Bu konuda son olarak şunu söylemek istiyorum. “Cumhurbaşkanlığı Hükümet Sistemi” veya kısaca “Başkanlık Sistemi” Sadece sistem olarak her şeyin çaresi değildir. Bu sistemde çok geniş yetkilerle ülkemizi yönetecek olan, seçilmiş BAŞKAN’ in kişiliği de çok önemlidir. Neticede Ülkemizi Sistem değil, Başkan yönetecektir. Bu sistem İyi bir başkanın önünü açar, Onun hareket sahasını genişletir, önüne çıkabilecek engelleri asgariye indirir. Sonuçta BAŞKAN, daha etkili ve daha rahat çalışma imkânına sahip olur. Tıpkı iyi bir arabası olan, ehil bir sürücünün; tek şeritli bir yol yerine, bölünmüş çok şeritli bir yolda, (otobanda) çok daha fazla sürat yapabilmesi gibidir, Başkanlık sistemi. Bu sebeplerle Ülkemiz için Başkanlık sistemi kadar; sandıktan iyi bir BAŞKAN’ ı da seçmek çok önemlidir. Bu gerçeği de hiç unutmayalım.

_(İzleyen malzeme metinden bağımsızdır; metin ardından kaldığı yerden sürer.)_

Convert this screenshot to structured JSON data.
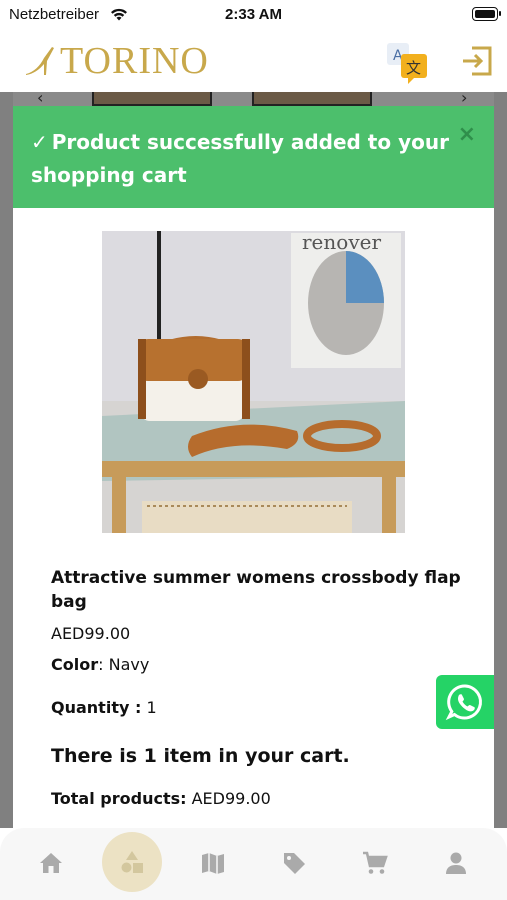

Cumhurbaşkanımız yanı kısaca BAŞKAN Sayın R. Tayip ERDOĞAN, nihayet çok arzuladığı bu makama oturmuş oldu. Bu da bir nasip meselesidir. Rahmetli ÖZAL’ da BAŞKANLIK SİSTEMİNİ ve BAŞKAN olmayı çok arzuluyordu. Ama ona nasıp olmadı. Bu sebeple Sayın ERDOĞAN ne kadar şükretse azdır. Önüne başarılı olmasına engel olabilecek hiçbir sebep kalmamıştır. Zaten bu sistemin de en büyük özelliği budur. Seçilmiş bir BAŞKAN, görev süresi sonunda halka siyasi hesap verirken; Başarısızlık durumunda, arkasına sığınabileceği bir bahanesi kalmaz.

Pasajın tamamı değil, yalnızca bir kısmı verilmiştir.